Any function with the same polymorphic type as fmap must be equal to fmap?

Question

I'm reading the second edition of Programming in Haskell and I've came across this sentence:

... there is only one way to make any given parameterised type into a functor, and hence any function with the same polymorphic type as fmap must be equal to fmap.

This doesn't seem right to me, though. I can see that there is only one valid definition of fmap for each Functor type, but surely I could define any number of functions with the type (a -> b) -> f a -> f b which aren't equivalent to each other?

Why is this the case? Or, is it just a mistake by the author?

Answer 1

You've misread what the author was saying.

...any function with the same polymorphic type as fmap...

This means, any function with the signature

Functor f => (a -> b) -> f a -> f b

must be equivalant to fmap. (Unless you permit bottom values, of course.)

That statement is true; it can be seen quite easily if you try to define such a function: because you know nothing about f except that it's a functor, the only way to obtain a non-⊥ f b value is by fmapping over the f a one.

What's a bit less clear cut is the logical implication in the quote:

there is only one way to make any given parameterised type into a functor, and hence any function with the same polymorphic type as fmap must be equal to fmap.

I think what the author means there is, because a Functor f => (a -> b) -> f a -> f b function must necessarily invoke fmap, and because fmap is always the only valid functor-mapping for a parameterised type, any Functor f => (a -> b) -> f a -> f b will indeed also in practice obey the functor laws, i.e. it will be the fmap.

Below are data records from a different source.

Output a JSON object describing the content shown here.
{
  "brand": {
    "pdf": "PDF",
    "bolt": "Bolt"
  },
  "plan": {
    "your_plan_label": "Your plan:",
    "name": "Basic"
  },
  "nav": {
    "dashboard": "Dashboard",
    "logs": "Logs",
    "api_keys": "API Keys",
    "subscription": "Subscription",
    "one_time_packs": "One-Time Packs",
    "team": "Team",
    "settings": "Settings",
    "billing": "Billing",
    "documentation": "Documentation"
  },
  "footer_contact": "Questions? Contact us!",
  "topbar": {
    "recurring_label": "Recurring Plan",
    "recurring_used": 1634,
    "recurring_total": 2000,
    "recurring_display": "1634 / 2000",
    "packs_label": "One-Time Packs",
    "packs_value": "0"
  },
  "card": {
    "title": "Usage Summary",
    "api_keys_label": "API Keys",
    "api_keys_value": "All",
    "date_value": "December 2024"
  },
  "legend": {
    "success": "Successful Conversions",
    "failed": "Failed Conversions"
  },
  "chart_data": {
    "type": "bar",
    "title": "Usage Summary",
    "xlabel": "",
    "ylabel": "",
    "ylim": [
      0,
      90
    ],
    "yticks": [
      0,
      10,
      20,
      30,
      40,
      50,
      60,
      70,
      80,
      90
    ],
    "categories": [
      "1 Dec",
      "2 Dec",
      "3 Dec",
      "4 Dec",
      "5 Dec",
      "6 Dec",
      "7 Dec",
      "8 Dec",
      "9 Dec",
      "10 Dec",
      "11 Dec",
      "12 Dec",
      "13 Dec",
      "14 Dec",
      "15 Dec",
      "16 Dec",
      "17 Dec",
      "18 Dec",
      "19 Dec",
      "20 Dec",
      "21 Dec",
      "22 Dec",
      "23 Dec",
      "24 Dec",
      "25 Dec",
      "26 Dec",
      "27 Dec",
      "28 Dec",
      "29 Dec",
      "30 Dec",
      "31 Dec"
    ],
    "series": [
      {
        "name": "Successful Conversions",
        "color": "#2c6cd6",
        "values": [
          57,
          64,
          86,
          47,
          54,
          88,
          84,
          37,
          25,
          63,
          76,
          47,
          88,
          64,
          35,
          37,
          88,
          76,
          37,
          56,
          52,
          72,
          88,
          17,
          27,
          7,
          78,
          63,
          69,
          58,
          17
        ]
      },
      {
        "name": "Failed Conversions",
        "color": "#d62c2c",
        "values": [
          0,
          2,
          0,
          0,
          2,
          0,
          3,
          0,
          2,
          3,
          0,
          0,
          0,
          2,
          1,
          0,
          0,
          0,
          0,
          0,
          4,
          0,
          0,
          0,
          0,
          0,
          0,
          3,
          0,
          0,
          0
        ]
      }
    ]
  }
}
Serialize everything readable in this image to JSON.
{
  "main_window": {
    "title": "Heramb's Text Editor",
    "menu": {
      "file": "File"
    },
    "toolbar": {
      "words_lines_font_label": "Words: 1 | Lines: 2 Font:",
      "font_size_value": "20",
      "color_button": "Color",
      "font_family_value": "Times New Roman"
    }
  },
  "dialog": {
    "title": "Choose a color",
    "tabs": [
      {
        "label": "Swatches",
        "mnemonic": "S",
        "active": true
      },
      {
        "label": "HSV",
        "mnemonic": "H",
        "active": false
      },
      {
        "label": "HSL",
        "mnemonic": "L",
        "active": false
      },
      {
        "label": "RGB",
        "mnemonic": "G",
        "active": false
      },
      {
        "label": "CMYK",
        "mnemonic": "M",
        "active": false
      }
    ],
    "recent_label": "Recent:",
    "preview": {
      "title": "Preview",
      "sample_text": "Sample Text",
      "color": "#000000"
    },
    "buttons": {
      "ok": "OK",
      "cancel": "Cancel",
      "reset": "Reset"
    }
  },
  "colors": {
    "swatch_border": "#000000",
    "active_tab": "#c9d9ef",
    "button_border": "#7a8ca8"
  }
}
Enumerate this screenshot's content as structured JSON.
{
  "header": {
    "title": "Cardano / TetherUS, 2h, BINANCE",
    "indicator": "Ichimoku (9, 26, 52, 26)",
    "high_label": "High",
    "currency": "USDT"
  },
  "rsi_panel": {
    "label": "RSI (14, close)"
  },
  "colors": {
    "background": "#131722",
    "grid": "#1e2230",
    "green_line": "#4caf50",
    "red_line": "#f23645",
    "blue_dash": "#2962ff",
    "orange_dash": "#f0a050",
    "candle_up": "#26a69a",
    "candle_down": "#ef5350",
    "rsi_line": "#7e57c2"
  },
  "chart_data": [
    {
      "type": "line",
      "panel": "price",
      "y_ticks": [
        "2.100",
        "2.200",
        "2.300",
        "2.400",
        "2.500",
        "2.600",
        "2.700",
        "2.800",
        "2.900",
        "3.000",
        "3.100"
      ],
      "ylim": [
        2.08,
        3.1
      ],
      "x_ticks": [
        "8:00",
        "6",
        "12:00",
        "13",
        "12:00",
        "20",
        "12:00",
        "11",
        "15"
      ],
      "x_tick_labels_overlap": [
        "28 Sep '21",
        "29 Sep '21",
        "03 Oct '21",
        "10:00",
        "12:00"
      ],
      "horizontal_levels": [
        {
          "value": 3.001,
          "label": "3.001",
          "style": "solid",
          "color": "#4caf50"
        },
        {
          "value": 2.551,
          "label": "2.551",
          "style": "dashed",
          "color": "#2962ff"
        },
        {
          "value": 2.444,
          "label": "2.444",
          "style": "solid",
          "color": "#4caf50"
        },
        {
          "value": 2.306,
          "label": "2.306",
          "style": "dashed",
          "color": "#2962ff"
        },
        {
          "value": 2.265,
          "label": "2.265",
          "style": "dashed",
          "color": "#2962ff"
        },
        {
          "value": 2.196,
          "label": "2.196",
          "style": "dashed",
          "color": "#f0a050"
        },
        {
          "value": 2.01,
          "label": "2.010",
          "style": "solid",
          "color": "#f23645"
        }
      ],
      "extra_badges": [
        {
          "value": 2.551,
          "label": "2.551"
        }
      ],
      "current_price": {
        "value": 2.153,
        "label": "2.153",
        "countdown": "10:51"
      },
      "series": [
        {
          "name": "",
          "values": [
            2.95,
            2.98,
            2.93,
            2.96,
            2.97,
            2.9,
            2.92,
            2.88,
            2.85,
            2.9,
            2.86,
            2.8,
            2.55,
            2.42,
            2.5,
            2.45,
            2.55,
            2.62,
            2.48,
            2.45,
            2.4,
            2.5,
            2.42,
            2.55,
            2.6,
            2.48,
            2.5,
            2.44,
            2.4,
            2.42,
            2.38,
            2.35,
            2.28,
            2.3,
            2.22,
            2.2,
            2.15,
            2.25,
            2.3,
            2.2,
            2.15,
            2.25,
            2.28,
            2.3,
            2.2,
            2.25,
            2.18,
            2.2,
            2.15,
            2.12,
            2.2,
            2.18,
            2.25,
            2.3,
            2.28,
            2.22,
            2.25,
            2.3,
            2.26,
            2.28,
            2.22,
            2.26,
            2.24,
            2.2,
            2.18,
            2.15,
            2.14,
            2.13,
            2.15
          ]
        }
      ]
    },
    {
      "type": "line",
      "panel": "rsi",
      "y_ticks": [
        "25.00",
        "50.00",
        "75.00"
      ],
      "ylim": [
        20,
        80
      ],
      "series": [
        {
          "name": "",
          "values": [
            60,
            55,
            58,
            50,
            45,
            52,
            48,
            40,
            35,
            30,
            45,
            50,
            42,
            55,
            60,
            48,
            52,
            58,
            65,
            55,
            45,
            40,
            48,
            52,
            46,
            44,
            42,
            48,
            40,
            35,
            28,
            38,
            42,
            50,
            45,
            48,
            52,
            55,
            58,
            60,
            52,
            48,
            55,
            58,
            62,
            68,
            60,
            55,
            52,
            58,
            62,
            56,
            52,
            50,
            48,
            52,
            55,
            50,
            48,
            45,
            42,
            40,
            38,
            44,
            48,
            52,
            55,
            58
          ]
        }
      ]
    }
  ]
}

I agree that the “hence” is a bit badly phrased, but in principle the quote is correct.

Answer 2

I think that the quote refers to this scenario. Assume we define a parameterized type:

data F a = .... -- whatever

for which we can write not only one, but two fmap implementations

fmap1 :: (a -> b) -> F a -> F b
fmap2 :: (a -> b) -> F a -> F b

satisfying the functor laws

fmap1 id = id
fmap1 (f . g) = fmap1 f . fmap1 g
fmap2 id = id
fmap2 (f . g) = fmap2 f . fmap2 g

Under these assumptions, we have that fmap1 = fmap2.

This is a theoretical consequence of the "free theorem" associated to fmap's polymorphic type (see the comment under Lemma 1). Pragmatically, this ensures that the instance we obtain from deriving Functor is the only possible one.